Gårdstånga runestone DR 331 is a runestone located at Runstenshögen ("the runestone mound") in Lundagård, in Lund.

The stone was discovered in 1867 in the wall of Gårdstånga church. It was sent in 1868 to Lund together with runestone DR 330 discovered at the same time. The last sign in the inscription is not a rune, but it has been interpreted as Thor's Hammer, and in that case it was a pagan manifestation against the newly arrived Christian faith.

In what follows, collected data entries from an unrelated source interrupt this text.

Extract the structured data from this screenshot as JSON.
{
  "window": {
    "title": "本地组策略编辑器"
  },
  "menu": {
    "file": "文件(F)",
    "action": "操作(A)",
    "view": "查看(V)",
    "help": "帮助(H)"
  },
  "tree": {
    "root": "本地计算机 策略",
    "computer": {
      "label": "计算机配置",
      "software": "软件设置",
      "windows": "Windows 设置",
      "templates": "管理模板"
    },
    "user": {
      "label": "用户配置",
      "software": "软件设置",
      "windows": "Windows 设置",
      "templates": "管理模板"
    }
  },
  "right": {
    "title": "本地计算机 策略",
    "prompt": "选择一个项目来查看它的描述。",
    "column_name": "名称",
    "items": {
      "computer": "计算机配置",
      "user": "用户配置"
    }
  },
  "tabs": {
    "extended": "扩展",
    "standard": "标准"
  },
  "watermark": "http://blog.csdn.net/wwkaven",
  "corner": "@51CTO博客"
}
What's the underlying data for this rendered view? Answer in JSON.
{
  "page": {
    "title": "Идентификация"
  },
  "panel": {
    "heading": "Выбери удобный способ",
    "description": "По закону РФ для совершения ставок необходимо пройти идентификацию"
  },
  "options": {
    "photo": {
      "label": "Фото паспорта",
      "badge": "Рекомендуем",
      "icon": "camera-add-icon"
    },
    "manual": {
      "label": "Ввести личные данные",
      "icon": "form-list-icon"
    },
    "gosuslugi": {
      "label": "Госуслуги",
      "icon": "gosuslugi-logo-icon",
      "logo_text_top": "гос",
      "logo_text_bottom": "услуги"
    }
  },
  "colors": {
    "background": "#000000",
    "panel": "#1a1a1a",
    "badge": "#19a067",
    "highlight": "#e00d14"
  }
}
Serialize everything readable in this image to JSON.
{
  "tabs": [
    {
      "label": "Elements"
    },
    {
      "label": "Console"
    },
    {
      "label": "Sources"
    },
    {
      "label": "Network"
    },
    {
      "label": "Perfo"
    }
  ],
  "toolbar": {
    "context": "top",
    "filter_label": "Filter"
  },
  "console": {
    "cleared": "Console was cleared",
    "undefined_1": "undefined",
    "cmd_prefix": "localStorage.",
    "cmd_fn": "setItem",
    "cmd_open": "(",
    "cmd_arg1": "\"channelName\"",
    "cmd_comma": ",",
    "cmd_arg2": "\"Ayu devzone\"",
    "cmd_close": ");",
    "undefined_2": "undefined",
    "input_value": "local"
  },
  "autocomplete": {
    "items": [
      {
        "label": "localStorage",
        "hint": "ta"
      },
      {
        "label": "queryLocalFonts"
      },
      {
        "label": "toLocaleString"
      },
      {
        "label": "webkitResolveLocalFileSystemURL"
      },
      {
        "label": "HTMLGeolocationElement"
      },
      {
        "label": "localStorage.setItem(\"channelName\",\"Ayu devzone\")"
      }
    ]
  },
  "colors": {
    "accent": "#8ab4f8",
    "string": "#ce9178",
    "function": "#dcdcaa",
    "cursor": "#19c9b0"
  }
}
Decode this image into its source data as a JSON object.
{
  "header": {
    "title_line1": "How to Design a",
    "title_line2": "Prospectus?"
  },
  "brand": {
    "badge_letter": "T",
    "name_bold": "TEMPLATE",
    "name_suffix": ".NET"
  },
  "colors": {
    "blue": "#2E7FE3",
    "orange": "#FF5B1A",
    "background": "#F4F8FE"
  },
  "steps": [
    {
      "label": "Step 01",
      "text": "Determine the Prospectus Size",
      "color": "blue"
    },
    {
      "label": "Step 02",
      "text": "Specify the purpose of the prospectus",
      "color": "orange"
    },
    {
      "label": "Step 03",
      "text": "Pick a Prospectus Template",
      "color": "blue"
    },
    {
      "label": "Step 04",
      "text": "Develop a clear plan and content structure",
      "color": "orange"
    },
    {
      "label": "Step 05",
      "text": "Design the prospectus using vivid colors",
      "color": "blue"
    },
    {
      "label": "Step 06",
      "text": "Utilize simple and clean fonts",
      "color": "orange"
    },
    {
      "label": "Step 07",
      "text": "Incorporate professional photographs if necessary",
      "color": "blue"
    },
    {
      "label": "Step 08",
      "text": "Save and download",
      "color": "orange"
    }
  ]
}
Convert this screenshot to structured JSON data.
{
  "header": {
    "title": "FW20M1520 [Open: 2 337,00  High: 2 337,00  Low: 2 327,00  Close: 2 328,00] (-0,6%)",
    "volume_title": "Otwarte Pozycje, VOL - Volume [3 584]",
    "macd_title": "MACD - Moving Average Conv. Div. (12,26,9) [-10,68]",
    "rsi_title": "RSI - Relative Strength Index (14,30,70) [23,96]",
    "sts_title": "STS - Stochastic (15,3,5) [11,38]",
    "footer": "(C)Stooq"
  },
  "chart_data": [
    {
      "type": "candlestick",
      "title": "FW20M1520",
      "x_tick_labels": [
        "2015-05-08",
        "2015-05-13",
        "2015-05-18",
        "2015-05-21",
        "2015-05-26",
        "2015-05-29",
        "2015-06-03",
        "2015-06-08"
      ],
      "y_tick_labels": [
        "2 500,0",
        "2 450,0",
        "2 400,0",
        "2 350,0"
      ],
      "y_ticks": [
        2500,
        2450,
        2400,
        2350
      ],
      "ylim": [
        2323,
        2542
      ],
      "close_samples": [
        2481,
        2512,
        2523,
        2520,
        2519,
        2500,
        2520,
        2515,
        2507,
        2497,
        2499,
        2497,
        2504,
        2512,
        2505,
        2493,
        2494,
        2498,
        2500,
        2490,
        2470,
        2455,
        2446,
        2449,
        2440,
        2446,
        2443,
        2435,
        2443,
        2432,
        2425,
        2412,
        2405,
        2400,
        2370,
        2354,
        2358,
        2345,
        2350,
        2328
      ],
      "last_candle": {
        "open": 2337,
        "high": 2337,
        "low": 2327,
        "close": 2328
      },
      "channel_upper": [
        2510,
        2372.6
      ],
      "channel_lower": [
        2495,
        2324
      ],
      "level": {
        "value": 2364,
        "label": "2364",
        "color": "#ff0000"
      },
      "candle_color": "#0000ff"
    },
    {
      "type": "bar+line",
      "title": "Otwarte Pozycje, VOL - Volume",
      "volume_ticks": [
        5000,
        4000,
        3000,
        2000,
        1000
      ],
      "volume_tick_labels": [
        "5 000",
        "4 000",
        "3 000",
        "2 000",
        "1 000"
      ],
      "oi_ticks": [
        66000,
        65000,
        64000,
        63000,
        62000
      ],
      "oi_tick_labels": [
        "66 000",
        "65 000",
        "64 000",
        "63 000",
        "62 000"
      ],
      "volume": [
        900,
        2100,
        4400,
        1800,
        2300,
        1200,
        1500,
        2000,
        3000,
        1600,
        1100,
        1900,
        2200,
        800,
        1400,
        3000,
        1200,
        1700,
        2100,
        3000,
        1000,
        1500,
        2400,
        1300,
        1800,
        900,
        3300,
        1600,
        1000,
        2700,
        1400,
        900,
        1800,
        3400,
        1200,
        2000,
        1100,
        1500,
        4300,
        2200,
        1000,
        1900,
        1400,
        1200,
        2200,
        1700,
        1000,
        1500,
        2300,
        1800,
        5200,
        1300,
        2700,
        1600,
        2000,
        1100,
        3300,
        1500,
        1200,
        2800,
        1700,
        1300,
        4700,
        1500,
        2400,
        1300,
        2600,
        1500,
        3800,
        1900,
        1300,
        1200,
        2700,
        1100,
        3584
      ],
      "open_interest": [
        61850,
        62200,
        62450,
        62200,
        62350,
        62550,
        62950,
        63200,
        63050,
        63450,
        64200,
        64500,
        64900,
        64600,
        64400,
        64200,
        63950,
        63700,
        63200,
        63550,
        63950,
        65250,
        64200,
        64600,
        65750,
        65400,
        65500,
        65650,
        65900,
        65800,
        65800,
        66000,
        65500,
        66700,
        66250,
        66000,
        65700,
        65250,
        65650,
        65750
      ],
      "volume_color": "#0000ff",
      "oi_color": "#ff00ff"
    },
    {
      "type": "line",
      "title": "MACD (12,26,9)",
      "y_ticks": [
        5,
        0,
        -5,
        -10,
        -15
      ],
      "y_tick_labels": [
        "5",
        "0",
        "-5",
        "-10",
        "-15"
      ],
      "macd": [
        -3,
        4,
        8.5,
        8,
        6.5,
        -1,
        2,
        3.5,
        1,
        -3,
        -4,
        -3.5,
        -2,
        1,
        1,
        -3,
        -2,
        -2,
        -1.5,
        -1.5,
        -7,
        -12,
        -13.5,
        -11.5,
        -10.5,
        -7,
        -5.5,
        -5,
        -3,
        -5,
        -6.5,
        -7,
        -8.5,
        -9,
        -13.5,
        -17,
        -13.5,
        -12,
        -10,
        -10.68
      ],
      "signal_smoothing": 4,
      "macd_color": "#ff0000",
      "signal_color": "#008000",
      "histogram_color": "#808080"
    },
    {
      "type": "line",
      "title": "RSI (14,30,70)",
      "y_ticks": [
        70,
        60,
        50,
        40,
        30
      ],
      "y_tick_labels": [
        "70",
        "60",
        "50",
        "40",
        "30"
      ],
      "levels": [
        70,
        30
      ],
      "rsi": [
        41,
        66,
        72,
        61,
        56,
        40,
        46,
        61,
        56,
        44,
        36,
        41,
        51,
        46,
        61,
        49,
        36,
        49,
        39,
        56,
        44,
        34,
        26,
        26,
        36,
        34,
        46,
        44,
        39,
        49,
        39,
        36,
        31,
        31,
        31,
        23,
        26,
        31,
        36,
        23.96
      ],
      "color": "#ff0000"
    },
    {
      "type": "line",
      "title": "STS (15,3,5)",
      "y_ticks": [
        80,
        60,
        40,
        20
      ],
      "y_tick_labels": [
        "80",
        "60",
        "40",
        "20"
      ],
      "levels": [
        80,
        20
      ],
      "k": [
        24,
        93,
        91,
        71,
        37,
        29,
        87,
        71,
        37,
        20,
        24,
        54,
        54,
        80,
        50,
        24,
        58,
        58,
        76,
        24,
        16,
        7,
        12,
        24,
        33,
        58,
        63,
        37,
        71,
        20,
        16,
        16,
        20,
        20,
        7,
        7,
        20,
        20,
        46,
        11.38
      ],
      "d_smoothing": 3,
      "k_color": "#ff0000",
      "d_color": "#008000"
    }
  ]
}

Other surviving runestones or inscriptions depicting Thor's hammer include runestones U 1161 in Altuna, Sö 86 in Åby, Sö 111 in Stenkvista, Vg 113 in Lärkegapet, Öl 1 in Karlevi, DR 26 in Laeborg, DR 48 in Hanning, and DR 120 in Spentrup.

==Inscription==
Below follows a presentation of the runestones based on the Rundata project. The transcriptions into Old Norse are in the Swedish and Danish dialect to facilitate comparison with the inscriptions, while the English translation provided by Rundata gives the names in the de facto standard dialect (the Icelandic and Norwegian dialect):

Latin transliteration:
asur · sati × stina × þisi : iftiR ¶ tuba: ?

Old Norse transcription:
Assur satti stena þæssi æftiR Tobba (?).

English translation:
"Ôzurr placed these stones in memory of Tobbi"

== Sources==
- Enoksen, Lars-Magnar, Skånska runstenar (Lund 1999) s.90 f.